Para os movimentos, a tipologia adotada de unidade de proteção integral é adequada para garantir a integridade dos ecossistemas albergados pelo parque do Cocó, mas é incompatível com a presença de populações tradicionais em seu interior. A ideia, então, é lutar para que essas comunidades citadas, bem como quaisquer outras comunidade tradicionais presentes no interior da poligonal por ocasião de sua criação em junho de 2017, tenham seus direitos a uma vida digna e plena (infraestrutura social, desenvolvimento econômico) compativelmente assegurados.

Segundo o procurador federal Alessander Sales, a proposta oficial do Governo de incorporar parte da APA já existente como área do Parque tem um impacto decisivo sobre as comunidades que ali habitam. “Porque a tipologia parque, diferente da APA, não convive com a propriedade privada. Ante a presença dessas comunidades, entendemos que seria bastante a proteção da área apenas como APA, que já existe", afirma.

Para os moradores, o poder público abandonou essas comunidades, que sofrem com insegurança e com a falta de serviços como iluminação, saneamento e coleta de lixo. "A minha comunidade não é contra as unidades de conservação, pelo contrário, é uma comunidade que vive e sobrevive dali há mais de cinco gerações. Ela só quer dignidade, respeito, direito social, cultural e o seu pleno direito de conviver com o meio ambiente”, diz Eduardo Paranhos, morador da Boca da Barra. “Aqui tem três ou quatro gerações que vivem e sobrevivem daquele lugar. Realmente é um lugar belo, lindo, mas está totalmente abandonado pelo Poder Público”.

  1. FALTA DE DIÁLOGO

O governo argumenta que, ao longo dos últimos dois anos e meio, houve várias reuniões com as pessoas afetadas pela regularização e foi formado um grupo de trabalho para a discussão do assunto. "Ninguém vai tirar ninguém à força, evidentemente. Ninguém vai impor nada, nós vamos mostrar alternativas", diz Artur Bruno.

* O que dizem os ambientalistas?

Apesar das declarações do secretário Artur Bruno, as comunidades denunciam truculência e falta de diálogo por parte da própria Secretaria do Meio Ambiente do Estado (Sema) e da prefeitura de Fortaleza, em particular da Secretaria Municipal de Urbanismo e Meio Ambiente (Seuma). “Nós somos cidadãos, temos direitos. É muito constrangedor ver um carro da Seuma chegar lá com seguranças armados. Nós somos uma comunidade tradicional, não uma facção”, aponta Roniele Silva de Sousa, morador da Boca da Barra.

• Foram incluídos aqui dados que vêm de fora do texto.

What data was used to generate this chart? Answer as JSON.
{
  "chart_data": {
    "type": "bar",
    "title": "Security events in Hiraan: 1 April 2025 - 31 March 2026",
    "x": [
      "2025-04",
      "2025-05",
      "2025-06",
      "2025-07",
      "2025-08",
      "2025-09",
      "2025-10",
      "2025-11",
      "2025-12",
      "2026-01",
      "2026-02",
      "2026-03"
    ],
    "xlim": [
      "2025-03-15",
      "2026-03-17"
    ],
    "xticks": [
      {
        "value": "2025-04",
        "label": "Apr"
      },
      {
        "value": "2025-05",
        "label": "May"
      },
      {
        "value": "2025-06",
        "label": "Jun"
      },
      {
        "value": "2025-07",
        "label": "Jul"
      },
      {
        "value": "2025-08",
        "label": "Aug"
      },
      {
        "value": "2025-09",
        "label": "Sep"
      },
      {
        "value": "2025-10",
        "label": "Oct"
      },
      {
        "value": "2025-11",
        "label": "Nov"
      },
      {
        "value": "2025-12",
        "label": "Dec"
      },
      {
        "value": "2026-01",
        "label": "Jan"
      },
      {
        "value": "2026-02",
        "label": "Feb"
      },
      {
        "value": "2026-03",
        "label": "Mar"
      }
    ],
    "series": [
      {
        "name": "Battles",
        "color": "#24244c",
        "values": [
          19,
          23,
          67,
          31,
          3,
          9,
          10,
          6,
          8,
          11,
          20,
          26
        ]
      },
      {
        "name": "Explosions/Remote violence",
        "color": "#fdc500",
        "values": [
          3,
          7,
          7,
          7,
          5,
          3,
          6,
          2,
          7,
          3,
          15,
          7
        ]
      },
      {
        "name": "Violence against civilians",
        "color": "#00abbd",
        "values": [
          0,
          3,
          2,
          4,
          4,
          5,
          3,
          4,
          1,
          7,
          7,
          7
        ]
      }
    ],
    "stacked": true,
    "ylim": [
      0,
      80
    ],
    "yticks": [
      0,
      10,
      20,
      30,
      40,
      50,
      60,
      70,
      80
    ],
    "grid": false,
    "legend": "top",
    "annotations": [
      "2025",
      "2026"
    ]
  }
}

Sobre o grupo de trabalho, os moradores afirmam que não houve representação das comunidades no colegiado. "Em nenhum grupo tem participação direta da comunidade. Estão falando da nossa casa, do nosso território, mas não falam com a gente", reforça. Segundo Roniele, algumas casas já foram marcadas para desapropriação, sem qualquer tipo de diálogo com a população.

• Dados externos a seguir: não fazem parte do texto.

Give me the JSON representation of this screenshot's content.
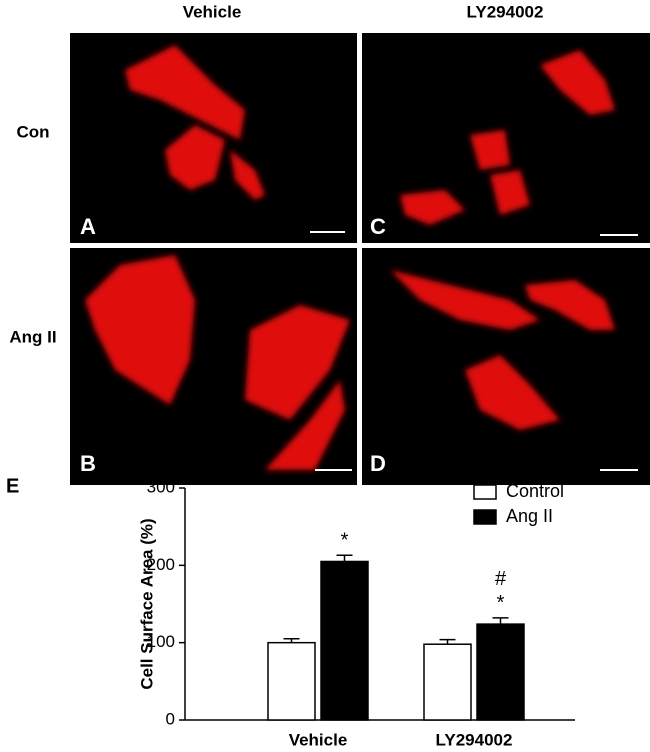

Nas audiências públicas realizadas para discutir o tema na Assembleia Legislativa (em maio de 2016 e maio de 2017), não houve a presença de representantes da Seuma ou da Prefeitura. Na primeira audiência, Luiz Cruz, representante da UECE, pediu que fosse encaminhado à Prefeitura um ofício formalizando um protesto sobre a ausência de seus representantes no debate.

  1. TRANSPARÊNCIA NAS INFORMAÇÕES

O governo diz ter realizado um diagnóstico socioambiental para a proposta do parque. "A ideia, no início, era um plano de manejo, mas virou um diagnóstico socioambiental, que ajudou muito", explica Bruno.

* O que dizem os ambientalistas?

Os movimentos que lutam pela regulamentação do Parque do Cocó pedem transparência por parte do governo no trato com as informações. Várias manifestações nas audiências públicas dão conta de pedidos de documentos que, em alguns casos, há mais de um ano, ainda não foram apresentados. Na primeira audiência pública sobre o assunto, em maio de 2016, Luana Adriano (da ONG Verde Luz) formalizou o pedido de apresentação desse relatório socioambiental. Na ocasião, o secretário Artur Bruno afirmou que o plano foi feito a pedido da Prefeitura, a quem deveria ser feito o pedido. Até hoje, não houve retorno sobre o assunto por parte da gestão municipal.

  1. ÁREAS DE DUNAS

Pela proposta do governo, as áreas das dunas do parque (localizadas na Praia do Futuro e na Cidade 2000), mesmo sendo essenciais para os ecossistemas do Cocó, não serão incluídas na poligonal. O argumento , segundo o secretário, seria a falta de verbas para as indenizações necessárias. “Meu sonho era colocar essas dunas no parque, mas agora infelizmente não vai ser possível”, diz Bruno.

* O que dizem os ambientalistas?

Na verdade, alertam os ambientalistas, uma dessas áreas de dunas já foi desapropriada pelo poder público, para a suposta construção de um projeto do Minha Casa Minha Vida. Por que, então, não incorporar? Para os movimentos, a poligonal, sem essas áreas de dunas, é insuficiente para garantir a integridade dos ecossistemas e das funções ecológicas que desempenham.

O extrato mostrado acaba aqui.